Third, let’s look at how we can enter into the kingdom.

  • Not only can we understand our relationship to the kingdom and our nearness to the kingdom, we can know how to enter into the kingdom.
  • This man was still outside the kingdom because his interest in the law was only theoretical and intellectual.
  • Someone has said, “The law of God is not here for you to applaud but to apply.”
  • As Paul wrote to the Roman believers, “Not the hearers of the law, but the doers of the law shall be justified (Rom 2.13)
  • He did not go on to ask the question that follows: what must man do when he realizes he has not kept the law?
  • There was no acknowledgment of failure, no sense of need.
  • He didn’t realize his need of salvation, was a pure theorist, just interested in religion.
  • He didn’t ask “what must I do to be saved?”
  • He never realized who Jesus was and why he had come into the world.
  • He didn’t realize that the only one who can help a person in that position was standing in front of him.
  • He honored the law, but the law had been broken and the punishment for breaking the law is death – the wages of sin is death (Rom 6.23); but the free gift of God is eternal life in XJ our Lord.
  • May God deliver us from a mere intellectual, theoretical interest in the kingdom of God.
  • It will be no use telling God all the good you have done.
  • He wants our hearts. He wants our lives. He wants us.
  • There’s only one way to be right with God.

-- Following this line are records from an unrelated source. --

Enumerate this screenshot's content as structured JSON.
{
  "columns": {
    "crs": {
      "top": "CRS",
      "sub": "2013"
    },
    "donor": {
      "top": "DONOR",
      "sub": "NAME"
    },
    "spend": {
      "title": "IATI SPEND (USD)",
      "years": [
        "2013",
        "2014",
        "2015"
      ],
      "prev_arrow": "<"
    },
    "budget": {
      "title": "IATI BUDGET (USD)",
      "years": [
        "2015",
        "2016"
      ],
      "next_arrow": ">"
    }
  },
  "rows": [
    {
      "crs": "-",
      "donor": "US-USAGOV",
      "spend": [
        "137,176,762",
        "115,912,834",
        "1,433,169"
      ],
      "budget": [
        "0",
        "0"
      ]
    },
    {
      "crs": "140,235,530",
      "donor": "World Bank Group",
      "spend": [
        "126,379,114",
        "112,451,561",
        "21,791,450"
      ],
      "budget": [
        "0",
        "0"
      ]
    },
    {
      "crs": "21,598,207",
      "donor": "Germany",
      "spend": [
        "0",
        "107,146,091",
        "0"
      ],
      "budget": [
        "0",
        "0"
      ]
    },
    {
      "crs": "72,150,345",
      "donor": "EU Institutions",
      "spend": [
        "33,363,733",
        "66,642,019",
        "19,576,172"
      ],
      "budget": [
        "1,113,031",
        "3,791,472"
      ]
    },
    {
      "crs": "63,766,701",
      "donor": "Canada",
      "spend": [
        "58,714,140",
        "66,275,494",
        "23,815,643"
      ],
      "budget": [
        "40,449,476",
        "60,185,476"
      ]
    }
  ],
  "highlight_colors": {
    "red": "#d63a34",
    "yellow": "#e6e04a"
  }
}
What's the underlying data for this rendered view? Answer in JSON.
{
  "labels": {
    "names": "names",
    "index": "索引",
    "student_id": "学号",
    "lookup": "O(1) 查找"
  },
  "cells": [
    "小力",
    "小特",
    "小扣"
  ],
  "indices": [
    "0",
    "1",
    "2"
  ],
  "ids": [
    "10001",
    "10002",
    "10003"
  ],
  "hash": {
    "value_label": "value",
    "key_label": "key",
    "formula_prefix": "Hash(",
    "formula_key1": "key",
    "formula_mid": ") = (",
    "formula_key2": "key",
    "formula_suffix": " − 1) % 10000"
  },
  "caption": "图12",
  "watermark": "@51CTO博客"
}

  • “Christ is the end of the law for righteousness to everyone that believes (Rom 10.4).
  • Have you believed?
  • If so, you are in the kingdom.
  • If not, you remain on the outside and die in everlasting misery.
  • Believe on the Lord JC and be saved.
  • Someone has said, “Hope is the only thing that can help us take a step forward instead of backward.”
  • Proverbs says, “Hope deferred makes the heart sick, but a desire fulfilled is a tree of life. (Pro 13:12 ESV)
  • How can we regain hope?
  • Paul wrote to the Romans,
  • “Through Christ we have obtained access by faith into this grace in which we stand, and we rejoice in hope of the glory of God,
  • And we rejoice in our sufferings, knowing that suffering produces endurance,
  • and endurance produces character, and character produces hope,
  • and hope does not put us to shame, because God’s love has been poured into our hearts through the Holy Spirit who has been given to us. (Rom 5:1-5 ESV)
  • We regain hope by embracing Christ once again by faith.
  • He is the only one who can truly fulfill our de
  • He is the only one who in whom we find the hope of the glory of God,
  • He is the only one whose sufferings in us produce endurance and character that result in hope that never puts us to shame.
  • Because only in Him God’s love has been poured out into our hearts through his Spirit.